Our images are hosted either on Docker Hub or on our Registry (coming soon) - which affects the name itself.

  • Docker Hub image name is evolveum/midpoint.

  • Image name from our Registry is registry.evolveum.com/public/midpoint.

With the image registry names established, the remainder of this document focuses solely on the tag structure.

We start with immediate recommendations based on common use cases. The document then provides detailed reference sections covering tag syntax, image content, and internal layers, before concluding with a summary of what changes, and when, for each stability channel.

But first, let’s establish important concepts:

  • All tags are floating: Since May 2026, midPoint container images use floating tags exclusively. Even tags matching a single specific midPoint version (e.g., 4.11.3) will change over time to receive underlying OS-level and Java security patches.

  • Support model: The container image is a distinct deliverable built on top of the midPoint binary distribution. Image patches are only provided for the last three maintenance releases of each supported minor version branch.

  • Enforce your pull policy: Because tags are floating, a container runtime will not automatically fetch a newly patched image if it already has the tag cached locally.

    In Kubernetes, you must set imagePullPolicy: Always in your container manifest to track image updates under the same tag. The default IfNotPresent policy will cause nodes to skip pulling critical security updates.

Which Image Should I Use?

Depending on how much control you require over version transitions and security updates, there are several ways to specify what midPoint image will be used.

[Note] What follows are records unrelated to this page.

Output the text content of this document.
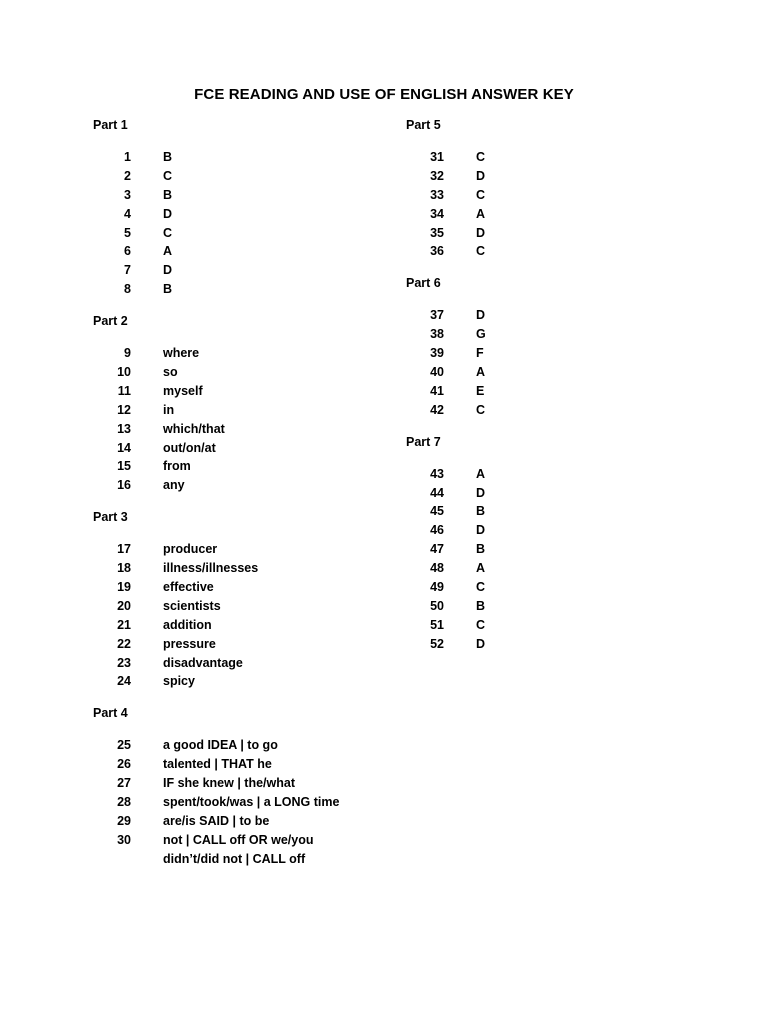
FCE READING AND USE OF ENGLISH ANSWER KEY
Part 1
1	B
2	C
3	B
4	D
5	C
6	A
7	D
8	B
Part 2
9	where
10	so
11	myself
12	in
13	which/that
14	out/on/at
15	from
16	any
Part 3
17	producer
18	illness/illnesses
19	effective
20	scientists
21	addition
22	pressure
23	disadvantage
24	spicy
Part 4
25	a good IDEA | to go
26	talented | THAT he
27	IF she knew | the/what
28	spent/took/was | a LONG time
29	are/is SAID | to be
30	not | CALL off OR we/you
didn’t/did not | CALL off
Part 5
31	C
32	D
33	C
34	A
35	D
36	C
Part 6
37	D
38	G
39	F
40	A
41	E
42	C
Part 7
43	A
44	D
45	B
46	D
47	B
48	A
49	C
50	B
51	C
52	D
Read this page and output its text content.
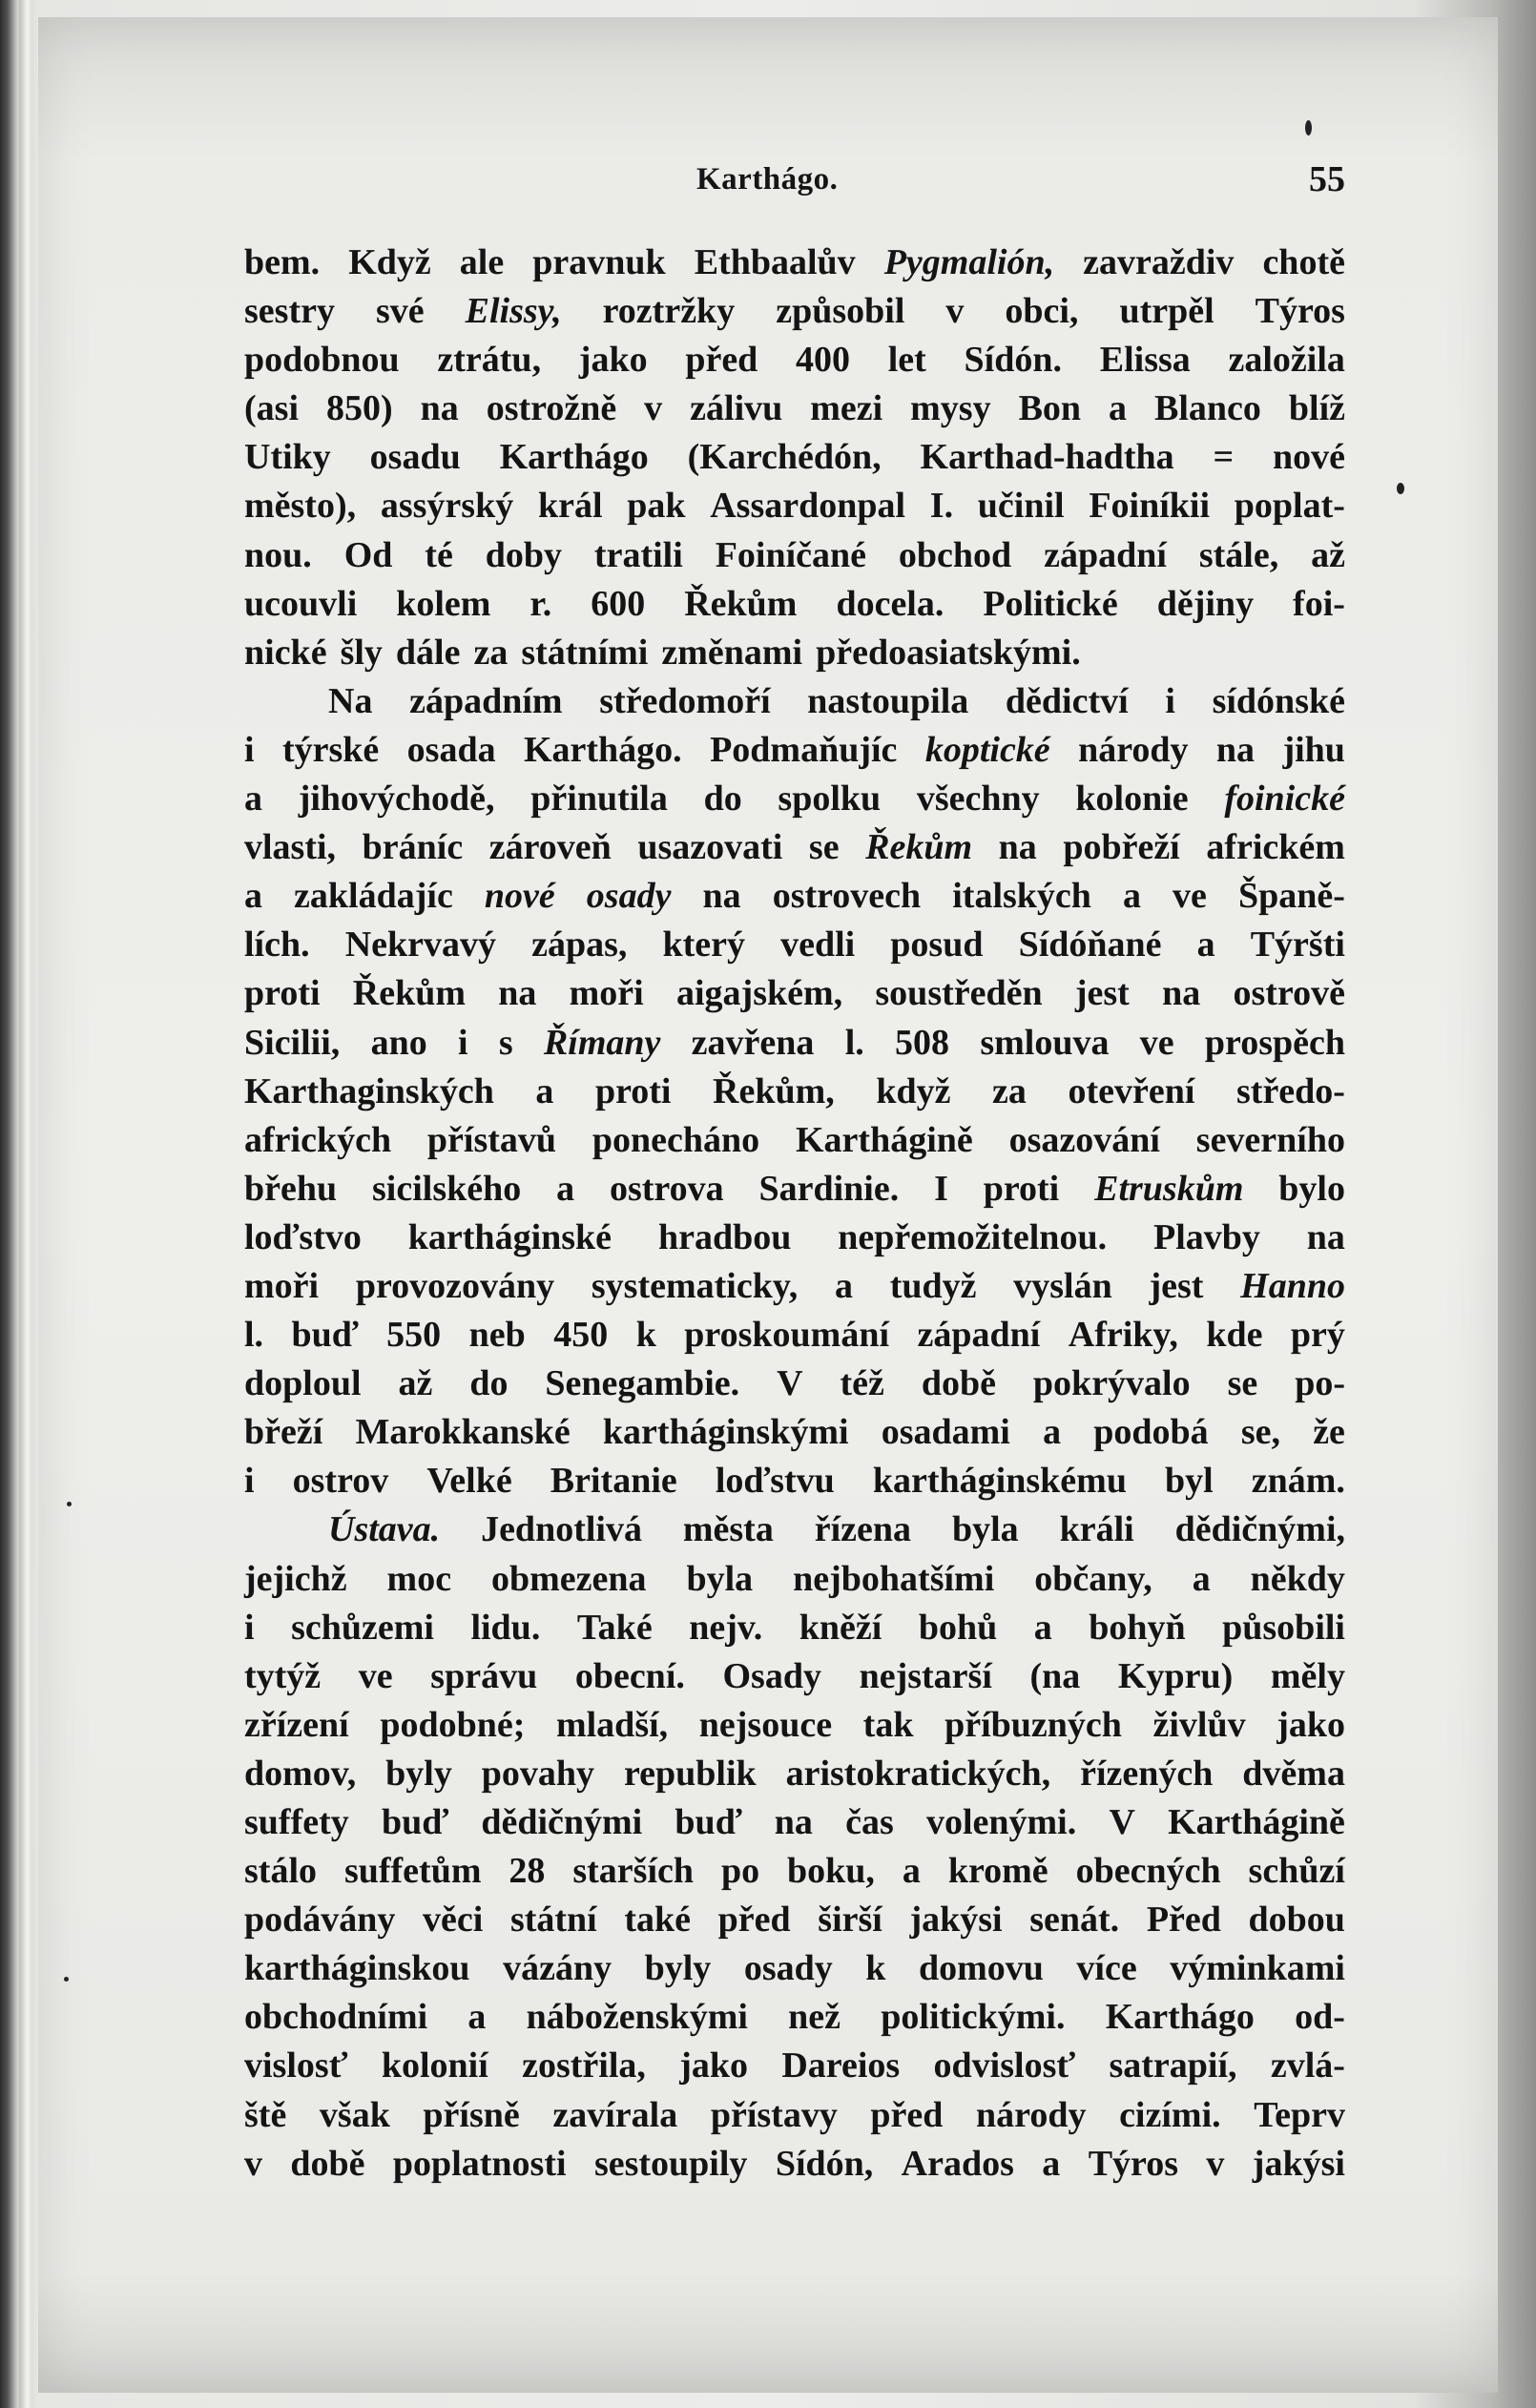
Karthágo.	55
bem. Když ale pravnuk Ethbaalův Pygmalión, zavraždiv chotě
sestry své Elissy, roztržky způsobil v obci, utrpěl Týros
podobnou ztrátu, jako před 400 let Sídón. Elissa založila
(asi 850) na ostrožně v zálivu mezi mysy Bon a Blanco blíž
Utiky osadu Karthágo (Karchédón, Karthad-hadtha = nové
město), assýrský král pak Assardonpal I. učinil Foiníkii poplat-
nou. Od té doby tratili Foiníčané obchod západní stále, až
ucouvli kolem r. 600 Řekům docela. Politické dějiny foi-
nické šly dále za státními změnami předoasiatskými.
Na západním středomoří nastoupila dědictví i sídónské
i týrské osada Karthágo. Podmaňujíc koptické národy na jihu
a jihovýchodě, přinutila do spolku všechny kolonie foinické
vlasti, bráníc zároveň usazovati se Řekům na pobřeží africkém
a zakládajíc nové osady na ostrovech italských a ve Španě-
lích. Nekrvavý zápas, který vedli posud Sídóňané a Týršti
proti Řekům na moři aigajském, soustředěn jest na ostrově
Sicilii, ano i s Římany zavřena l. 508 smlouva ve prospěch
Karthaginských a proti Řekům, když za otevření středo-
afrických přístavů ponecháno Karthágině osazování severního
břehu sicilského a ostrova Sardinie. I proti Etruskům bylo
loďstvo kartháginské hradbou nepřemožitelnou. Plavby na
moři provozovány systematicky, a tudyž vyslán jest Hanno
l. buď 550 neb 450 k proskoumání západní Afriky, kde prý
doploul až do Senegambie. V též době pokrývalo se po-
břeží Marokkanské kartháginskými osadami a podobá se, že
i ostrov Velké Britanie loďstvu kartháginskému byl znám.
Ústava. Jednotlivá města řízena byla králi dědičnými,
jejichž moc obmezena byla nejbohatšími občany, a někdy
i schůzemi lidu. Také nejv. kněží bohů a bohyň působili
tytýž ve správu obecní. Osady nejstarší (na Kypru) měly
zřízení podobné; mladší, nejsouce tak příbuzných živlův jako
domov, byly povahy republik aristokratických, řízených dvěma
suffety buď dědičnými buď na čas volenými. V Karthágině
stálo suffetům 28 starších po boku, a kromě obecných schůzí
podávány věci státní také před širší jakýsi senát. Před dobou
kartháginskou vázány byly osady k domovu více výminkami
obchodními a náboženskými než politickými. Karthágo od-
vislosť kolonií zostřila, jako Dareios odvislosť satrapií, zvlá-
ště však přísně zavírala přístavy před národy cizími. Teprv
v době poplatnosti sestoupily Sídón, Arados a Týros v jakýsi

  • Version-Specific Tags (e.g., 4.11.0, 4.10.2)

    • Behavior: These lock your environment to a specific midPoint release.

    • Best for: Production environments where application stability is the highest priority, but you still want to receive OS security updates when you re-pull the tag.

  • Image Digest Pinning (e.g., midpoint@sha256:abcd123…​)

    • Behavior: Bypasses tags completely to lock your environment to a cryptographic hash of the exact image contents. Neither midPoint nor the underlying OS layers can ever change.

    • Best for: High-security or highly regulated production environments requiring absolute immutability and total change control.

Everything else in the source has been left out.